In shifting the perspective to the service-providing system, we found a similar
differentiation in tasks that crystallised into roles and adaptations among professionals: the rehabilitator, the servant, the caregiver, the shock absorber and the lawyer.
These roles and adaptations mediate the tensions inherent in the traditional client–
professional relationship, and have resulted in new types of relations between
professions and clients. We have discussed how the rehabilitator best matches the
super-normals, how the servant matches the control group and how the lawyer
matches both. We have also discussed how the caregiver and the powerless and
resigned are left with each other, along with the additional role of the shock
absorber.
Our discussion brings out two important questions for further study and policy
development. First, the powerless and resigned are in a problematic situation. There
is a need for a better understanding of the situation of this group. There is also need
for political action in order to bring this group into a constructive relationship with
welfare services and organised disability groups, in order to overcome their powerless and resigned situation.

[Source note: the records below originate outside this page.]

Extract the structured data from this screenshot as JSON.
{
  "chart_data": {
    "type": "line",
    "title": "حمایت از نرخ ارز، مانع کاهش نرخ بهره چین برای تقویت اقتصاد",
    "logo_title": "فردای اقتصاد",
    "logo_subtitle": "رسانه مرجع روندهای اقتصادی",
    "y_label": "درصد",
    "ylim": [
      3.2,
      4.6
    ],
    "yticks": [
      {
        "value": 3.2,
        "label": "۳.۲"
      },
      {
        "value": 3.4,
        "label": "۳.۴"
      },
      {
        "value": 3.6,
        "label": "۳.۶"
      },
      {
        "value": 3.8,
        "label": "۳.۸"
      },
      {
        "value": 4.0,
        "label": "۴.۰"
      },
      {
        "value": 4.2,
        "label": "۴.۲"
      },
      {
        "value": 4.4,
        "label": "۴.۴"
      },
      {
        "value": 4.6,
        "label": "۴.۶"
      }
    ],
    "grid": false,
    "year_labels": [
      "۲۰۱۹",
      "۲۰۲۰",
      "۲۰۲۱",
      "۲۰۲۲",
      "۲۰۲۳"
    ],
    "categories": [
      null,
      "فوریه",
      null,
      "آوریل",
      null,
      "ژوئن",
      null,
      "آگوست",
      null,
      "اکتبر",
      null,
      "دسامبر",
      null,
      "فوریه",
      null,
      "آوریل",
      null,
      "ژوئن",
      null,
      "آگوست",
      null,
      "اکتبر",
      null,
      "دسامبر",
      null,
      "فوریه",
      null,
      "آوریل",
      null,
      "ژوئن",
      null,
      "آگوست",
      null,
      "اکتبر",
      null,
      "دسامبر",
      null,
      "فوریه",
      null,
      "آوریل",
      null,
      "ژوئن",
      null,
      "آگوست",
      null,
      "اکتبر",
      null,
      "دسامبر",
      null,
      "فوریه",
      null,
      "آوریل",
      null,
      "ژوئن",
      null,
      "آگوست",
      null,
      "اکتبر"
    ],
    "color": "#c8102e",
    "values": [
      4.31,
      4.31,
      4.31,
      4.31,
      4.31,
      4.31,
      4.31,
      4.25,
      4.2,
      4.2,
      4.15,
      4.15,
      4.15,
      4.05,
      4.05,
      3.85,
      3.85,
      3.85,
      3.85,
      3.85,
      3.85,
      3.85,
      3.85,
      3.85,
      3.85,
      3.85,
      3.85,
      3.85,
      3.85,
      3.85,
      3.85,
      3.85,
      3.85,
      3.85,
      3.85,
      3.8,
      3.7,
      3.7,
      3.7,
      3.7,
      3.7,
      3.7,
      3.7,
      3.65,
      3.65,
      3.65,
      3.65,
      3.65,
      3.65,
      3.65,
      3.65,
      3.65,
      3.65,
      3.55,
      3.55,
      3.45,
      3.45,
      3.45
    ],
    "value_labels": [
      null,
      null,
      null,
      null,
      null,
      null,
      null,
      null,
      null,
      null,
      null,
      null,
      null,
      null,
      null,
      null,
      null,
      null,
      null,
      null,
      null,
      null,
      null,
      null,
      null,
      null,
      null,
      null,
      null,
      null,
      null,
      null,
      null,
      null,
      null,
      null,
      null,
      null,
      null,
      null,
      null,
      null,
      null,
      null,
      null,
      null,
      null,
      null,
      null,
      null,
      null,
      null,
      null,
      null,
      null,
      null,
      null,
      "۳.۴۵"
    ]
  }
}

Secondly, an important question is how the role of the servant can develop.
486 I. Helgøy et al.
There are several professions involved in providing services and assistance to
disabled people. How can the servant role, important to the control group, be
developed among professionals exercising expert knowledge? This is a question in
need of further study and policy discussion. Today, we find the servant role most
clearly represented in the occupational group of personal assistants. In the Nordic
countries, this group is made up of unskilled women and students wanting temporary employment, both full time and part time (Askheim, 2002). How disabled
people can develop a long-term relationship to this base of recruitment is an
important additional question when discussing the servant role.